For many of this country's citizens, the mantra has been, as we were taught in social studies it should always be, whether or not I voted for this president, he is still my president. I suspect anybody who had to give him that benefit of the doubt stopped doing so last week. I suspect, also, a lot of his supporters, looking ahead to '08, are wondering how they can distance themselves from the two words which will define his government, our government: New Orleans.

For him, it is a shame, in all senses of the word. A few changes of pronouns in there and he might not have looked so much like a 21st century Marie Antoinette. All that was needed was just a quick, "I'm not satisfied with my government's response," instead of hiding behind phrases like "no one could have foreseen."
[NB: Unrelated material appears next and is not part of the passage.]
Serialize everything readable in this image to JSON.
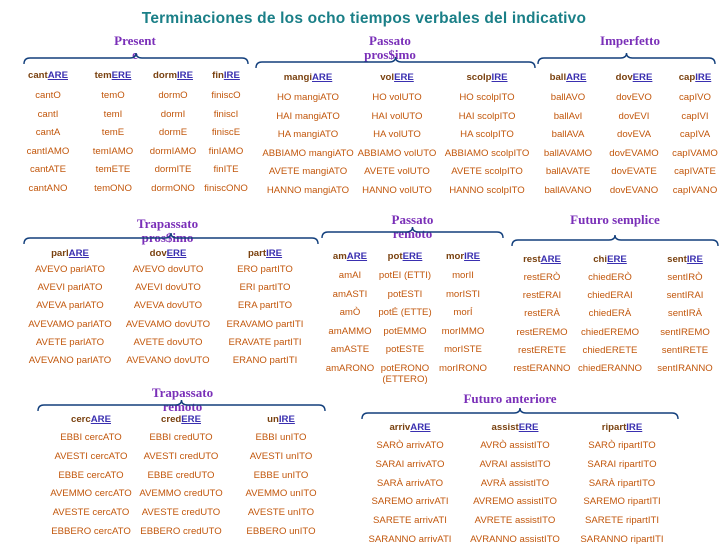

Had he only remembered Churchill's quote from the 1930s. "The responsibility of government for the public safety," Churchill said, "is absolute and requires no mandate. It is in fact the prime object for which governments come into existence."

In forgetting that, the current administration did not merely damage itself. It damaged our confidence in our ability to rely on whoever is in the White House.

As we emphasized to you here all last week, the realities of the region are such that New Orleans is going to be largely uninhabitable for a lot longer than anybody is yet willing to recognize. Lord knows when the last body will be found or the last artifact of the levee break dug up. Could be next March. Could be the year 2100.

By then, in the muck and toxic mire of New Orleans, they may even find our government's credibility, somewhere in the city of Louisiana.
It took too long locating the Executive Branch. Spread out to the four corners of the globe, they chose to vacation in a self-imposed news and communication technology blackout without delegating a clear line of authority. To them, their job accountability (if they acknowledge any at all) ends when they go home or they are on leave (if they do not commit fraud as if they are J. Edgar Hoover).

This is blatant dereliction of duty.